Even playing the three, as he has done a couple of times as a starter, has looked great. Especially next to Luka, where he has been a very efficient release valve, when Luka has been doubled.

Exum is a great example of how a player with high-level experience in Europe can bring value to an NBA team. European basketball is a great place to develop role players, to help them understand their role and how to contribute in the best way possible.

That’s what we’re seeing from Exum right now. The fact that defenses don’t pay as much attention to him as they do Kyrie Irving, he is sometimes able to play next to Luka in a more effective way, his style of play meshing with Luka Dončić really well.

As MavsMoneyball’s Josh Bowe recently pointed out, having a player that’s more than a standstill, spot-up shooter next to Luka and Kyrie makes such a difference.

And head coach Jason Kidd agrees:

“His basketball IQ is extremely high. He know how to play, he’s not afraid of the moment and you can see that. He’s attacking, getting to the basket and making plays. And when you have a third ball handler like Dante it just makes the game so much easier for Kai and Luka.”

Being able to think on your feet is a great skill to have next to Luka. Just standing there waiting for the ball to get to you so you can shoot is just not good enough anymore. For a team to compete at this point, you have to have players, who can read the game, put the ball down and create for themselves and others.

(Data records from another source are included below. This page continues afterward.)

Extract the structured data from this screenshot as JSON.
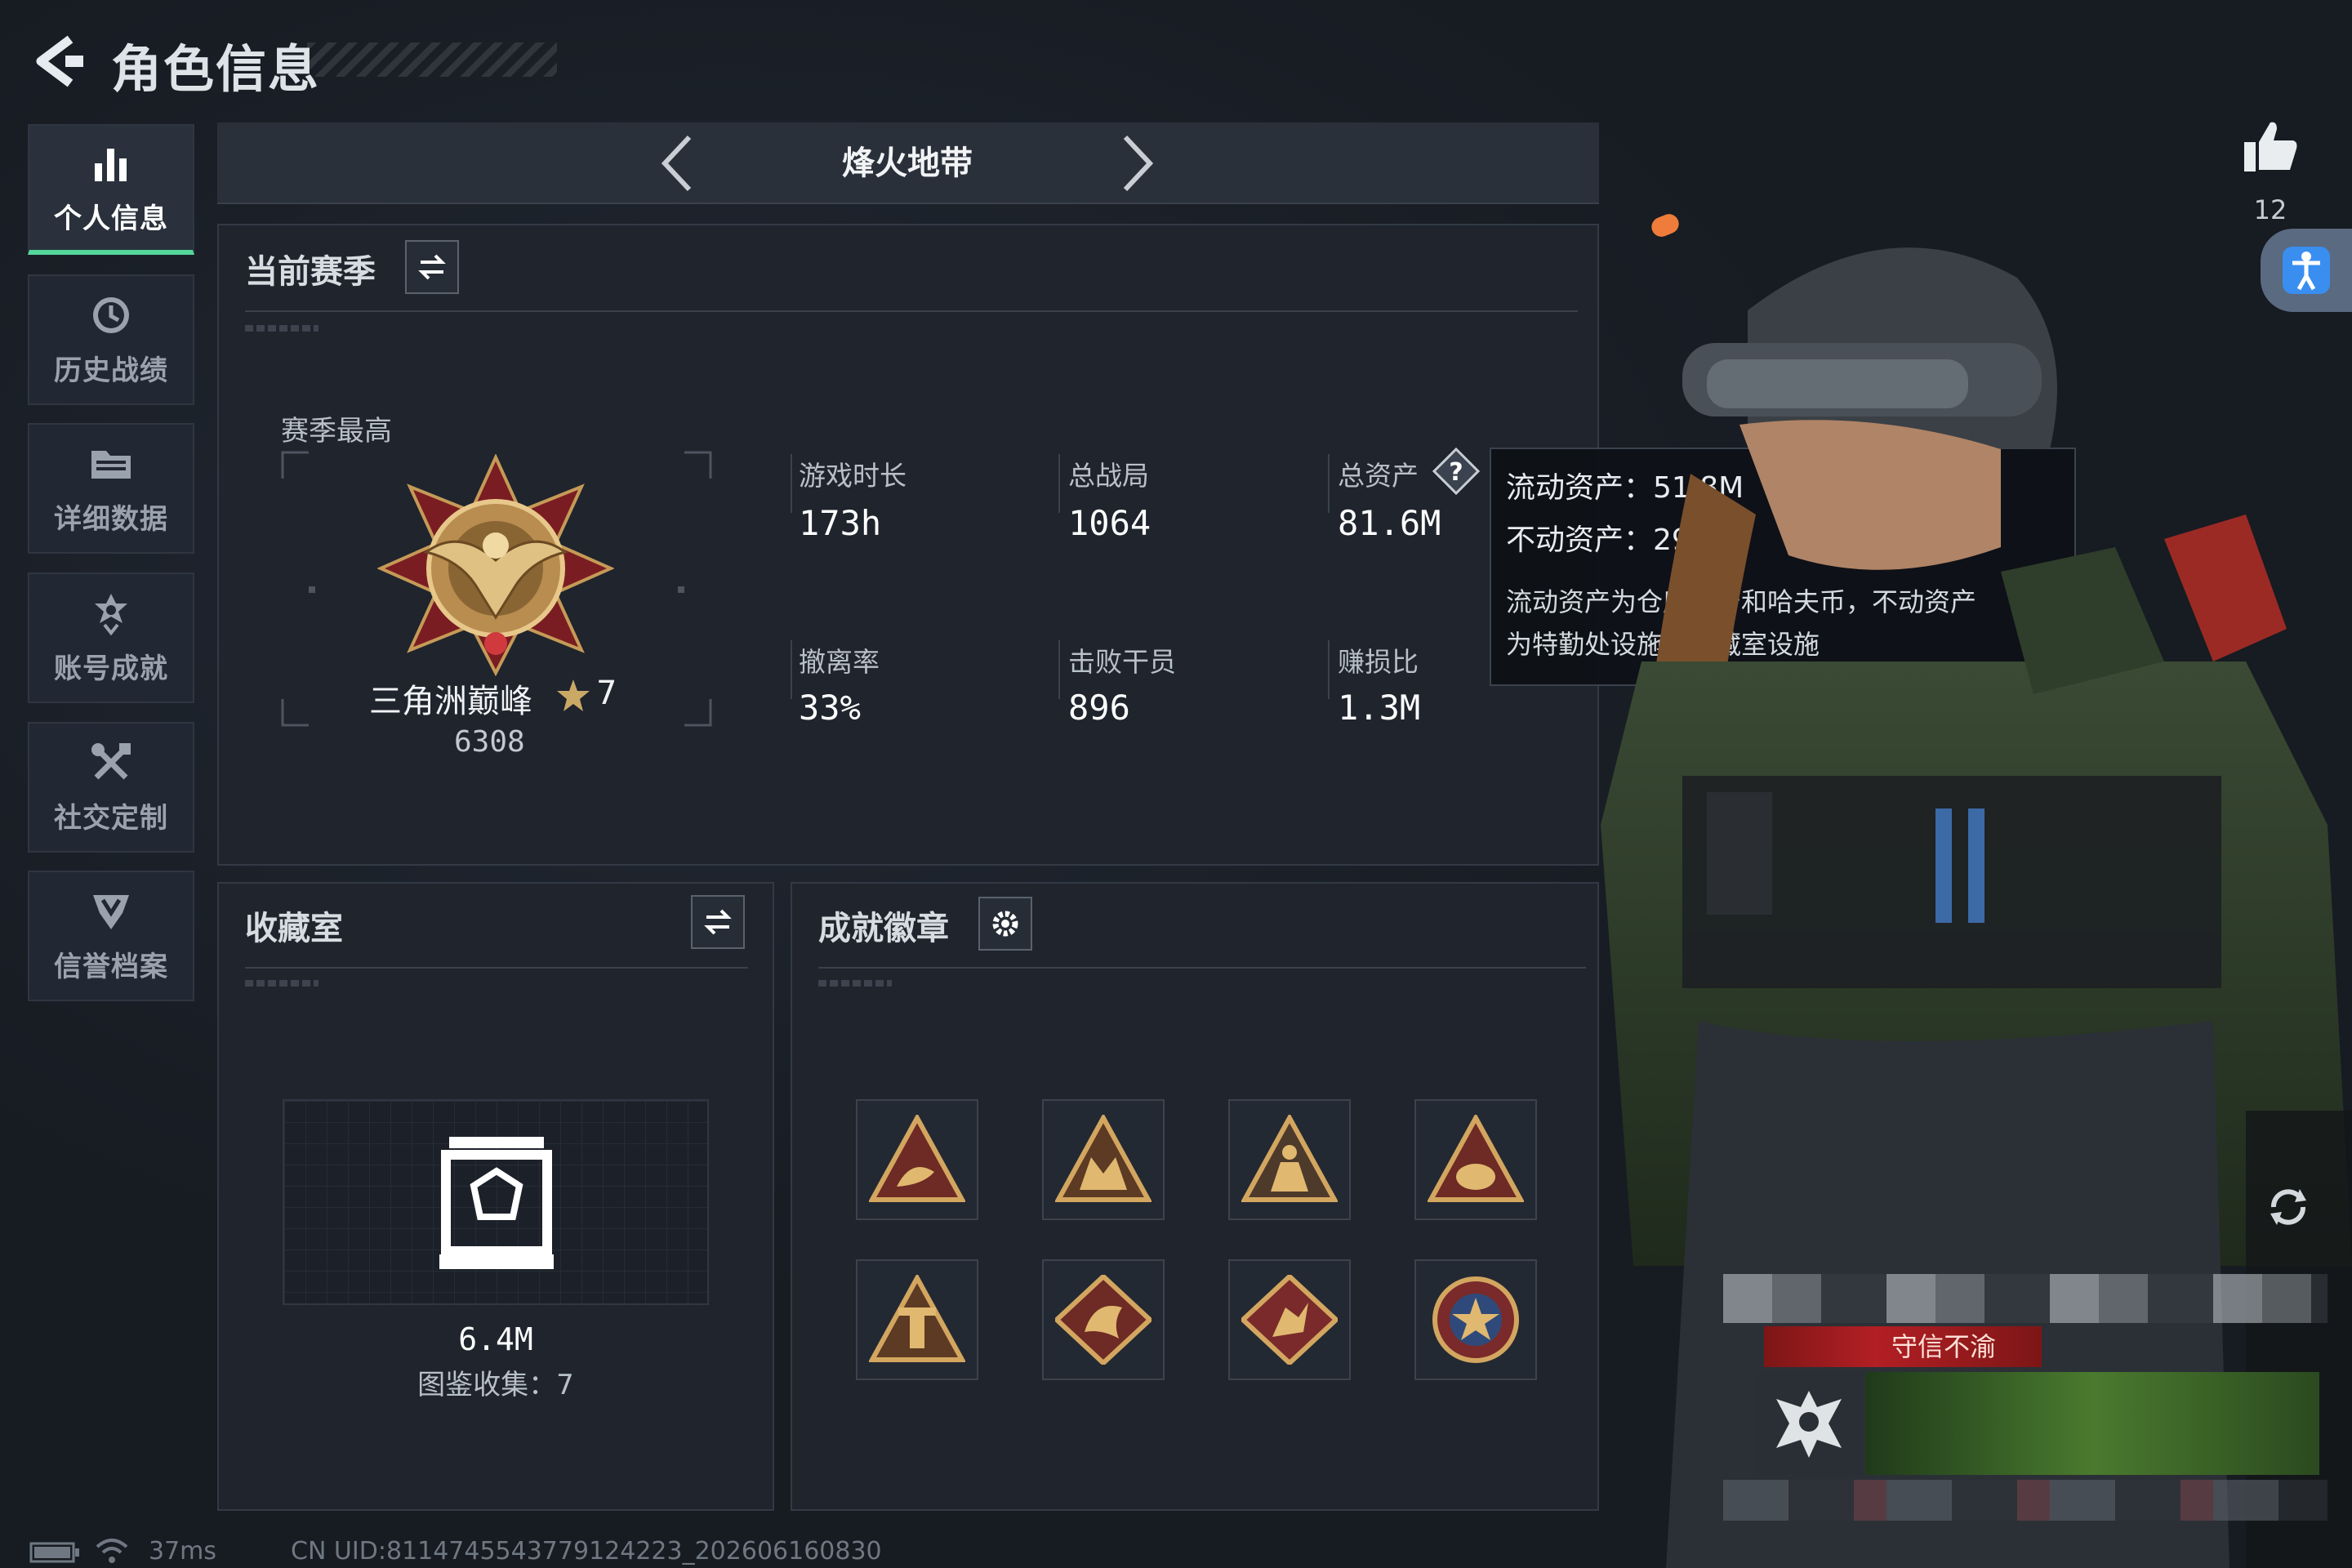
{
  "header": {
    "title": "角色信息"
  },
  "sidebar": {
    "items": [
      {
        "label": "个人信息",
        "icon": "bar-chart-icon",
        "active": true
      },
      {
        "label": "历史战绩",
        "icon": "history-icon"
      },
      {
        "label": "详细数据",
        "icon": "folder-icon"
      },
      {
        "label": "账号成就",
        "icon": "achievement-icon"
      },
      {
        "label": "社交定制",
        "icon": "tools-icon"
      },
      {
        "label": "信誉档案",
        "icon": "shield-icon"
      }
    ]
  },
  "mode": {
    "label": "烽火地带"
  },
  "season": {
    "title": "当前赛季",
    "best_label": "赛季最高",
    "rank_name": "三角洲巅峰",
    "rank_stars": "7",
    "rank_score": "6308",
    "stats": [
      {
        "label": "游戏时长",
        "value": "173h"
      },
      {
        "label": "总战局",
        "value": "1064"
      },
      {
        "label": "总资产",
        "value": "81.6M"
      },
      {
        "label": "撤离率",
        "value": "33%"
      },
      {
        "label": "击败干员",
        "value": "896"
      },
      {
        "label": "赚损比",
        "value": "1.3M"
      }
    ]
  },
  "tooltip": {
    "liquid": "流动资产：51.8M",
    "fixed": "不动资产：29.8M",
    "desc_line1": "流动资产为仓库资产和哈夫币，不动资产",
    "desc_line2": "为特勤处设施和收藏室设施"
  },
  "collection": {
    "title": "收藏室",
    "value": "6.4M",
    "count": "图鉴收集：7"
  },
  "badges": {
    "title": "成就徽章"
  },
  "likes": {
    "count": "12"
  },
  "character": {
    "title_tag": "守信不渝"
  },
  "footer": {
    "ping": "37ms",
    "uid": "CN UID:8114745543779124223_202606160830"
  },
  "colors": {
    "accent": "#55d69a",
    "tag_red": "#b21f24",
    "bg": "#1b2029"
  }
}
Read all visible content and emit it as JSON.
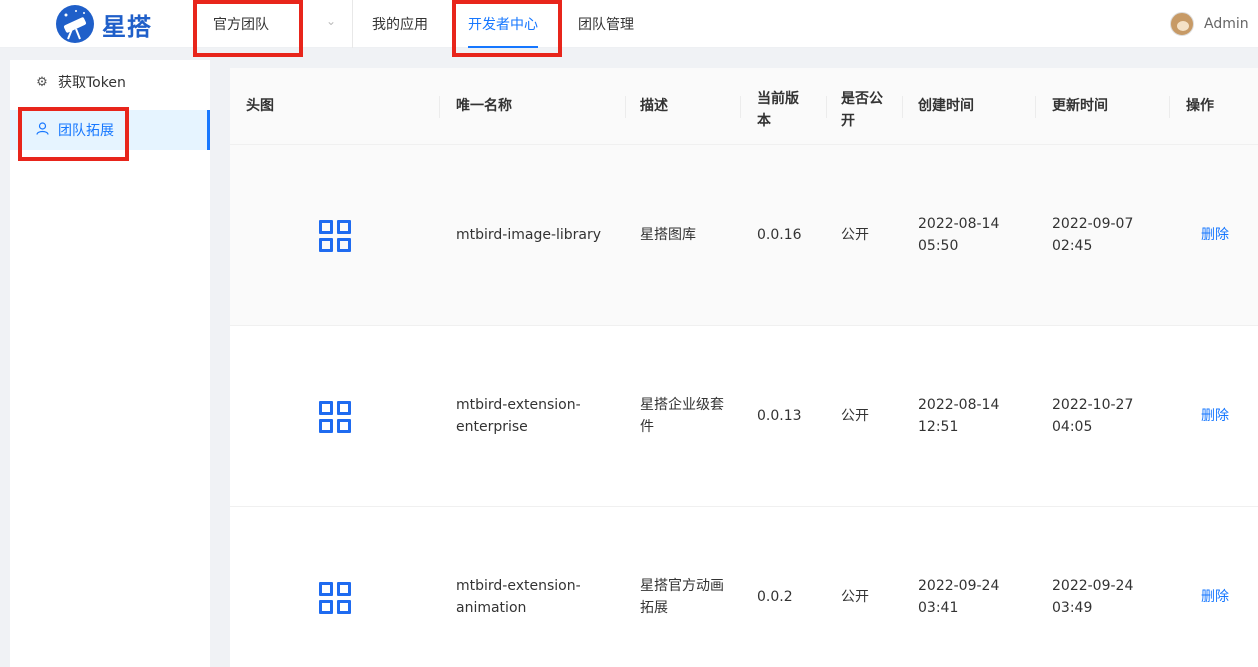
{
  "header": {
    "logo_text": "星搭",
    "team_select": "官方团队",
    "nav": [
      "我的应用",
      "开发者中心",
      "团队管理"
    ],
    "active_nav": "开发者中心",
    "user": "Admin"
  },
  "sidebar": {
    "items": [
      {
        "label": "获取Token",
        "icon": "gear-icon"
      },
      {
        "label": "团队拓展",
        "icon": "user-icon",
        "active": true
      }
    ]
  },
  "table": {
    "headers": [
      "头图",
      "唯一名称",
      "描述",
      "当前版\n本",
      "是否公\n开",
      "创建时间",
      "更新时间",
      "操作"
    ],
    "rows": [
      {
        "name": "mtbird-image-library",
        "desc": "星搭图库",
        "version": "0.0.16",
        "public": "公开",
        "created": "2022-08-14\n05:50",
        "updated": "2022-09-07\n02:45",
        "action": "删除"
      },
      {
        "name": "mtbird-extension-\nenterprise",
        "desc": "星搭企业级套\n件",
        "version": "0.0.13",
        "public": "公开",
        "created": "2022-08-14\n12:51",
        "updated": "2022-10-27\n04:05",
        "action": "删除"
      },
      {
        "name": "mtbird-extension-\nanimation",
        "desc": "星搭官方动画\n拓展",
        "version": "0.0.2",
        "public": "公开",
        "created": "2022-09-24\n03:41",
        "updated": "2022-09-24\n03:49",
        "action": "删除"
      }
    ]
  },
  "colors": {
    "accent": "#1677ff",
    "highlight": "#e8251b",
    "logo": "#1f5fc9"
  }
}
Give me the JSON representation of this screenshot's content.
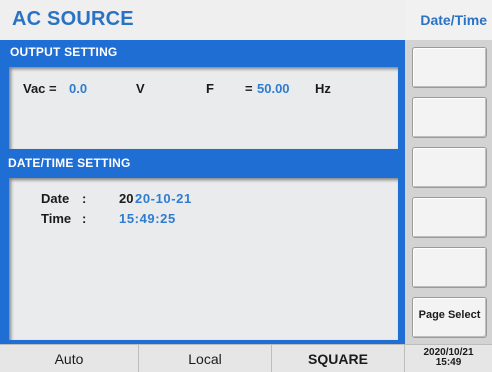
{
  "header": {
    "title": "AC SOURCE"
  },
  "output_setting": {
    "title": "OUTPUT SETTING",
    "vac_label": "Vac =",
    "vac_value": "0.0",
    "vac_unit": "V",
    "freq_label": "F",
    "freq_eq": "=",
    "freq_value": "50.00",
    "freq_unit": "Hz"
  },
  "datetime_setting": {
    "title": "DATE/TIME SETTING",
    "date_label": "Date",
    "date_colon": ":",
    "date_prefix": "20",
    "date_value": "20-10-21",
    "time_label": "Time",
    "time_colon": ":",
    "time_value": "15:49:25"
  },
  "sidebar": {
    "title": "Date/Time",
    "softkeys": [
      "",
      "",
      "",
      "",
      "",
      "Page Select"
    ]
  },
  "status_bar": {
    "mode": "Auto",
    "control": "Local",
    "waveform": "SQUARE",
    "clock_date": "2020/10/21",
    "clock_time": "15:49"
  }
}
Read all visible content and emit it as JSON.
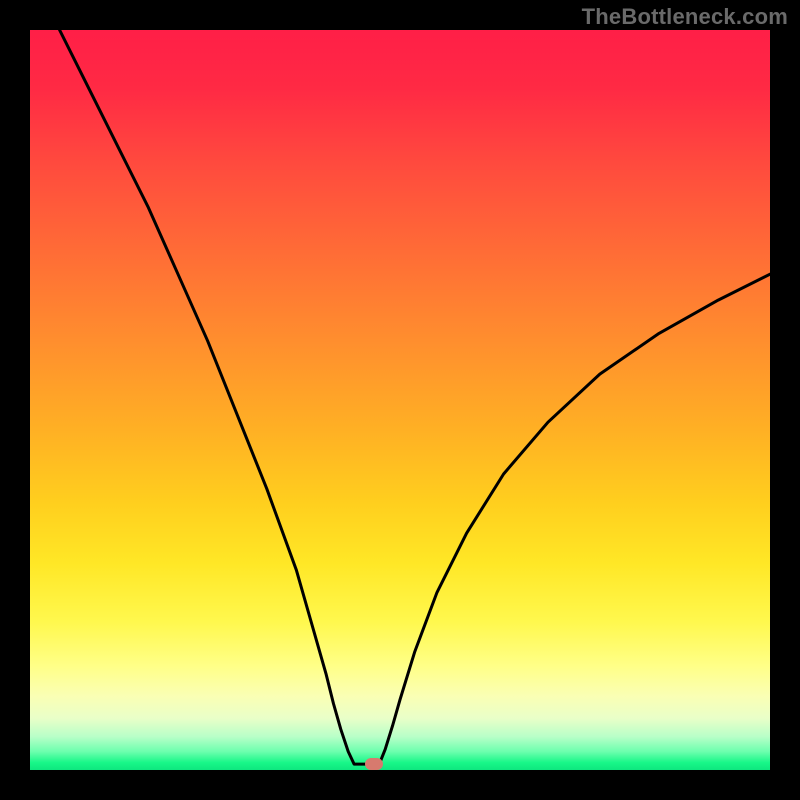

Sasha Vezenkov, the reigning EuroLeague MVP, who’s in his first NBA year with the Kings this season, is another good example of how a European style player can be very valuable for an NBA team, as the league is requiring more of shooters than just being able to catch and shoot. His minutes with the Kings are increasing, little by little, as he proves to the coach how he can bring value with his off-ball movement, cutting and efficiency.

As the league is changing and developing, and the best defenses now are able to adjust to shooting-heavy offenses pretty easily, it makes the stagnant, iso-heavy offense a bad idea if you want to contend. Living and dying by the three is too risky, and if you don’t have players who can put the ball down when needed and think on their feet, there’s just not enough variation offensively to win against good teams or in a seven-game series.

Dynamic and high IQ players, like Dante Exum in Dallas and Sasha Vezenkov in Sacramento, will hopefully become more of a norm on NBA teams in the coming years - if coaches and FO’s realize the potential and value they bring.

I think there’s a good chance we will see a rise in experienced European role players arriving to the NBA in the future, and this type of player being more acknowledged and important on NBA teams.

As the leagues around the world are developing, the influx and flow of players back and forth bring a new dimension and evolution to the game. It should be the goal of everyone who loves basketball to learn from the best leagues around the world, in order to get the best product possible. And with the next generation of American and international players making a mark, and perhaps being the most talented in history, it’s just a matter of keeping up. The future is already here.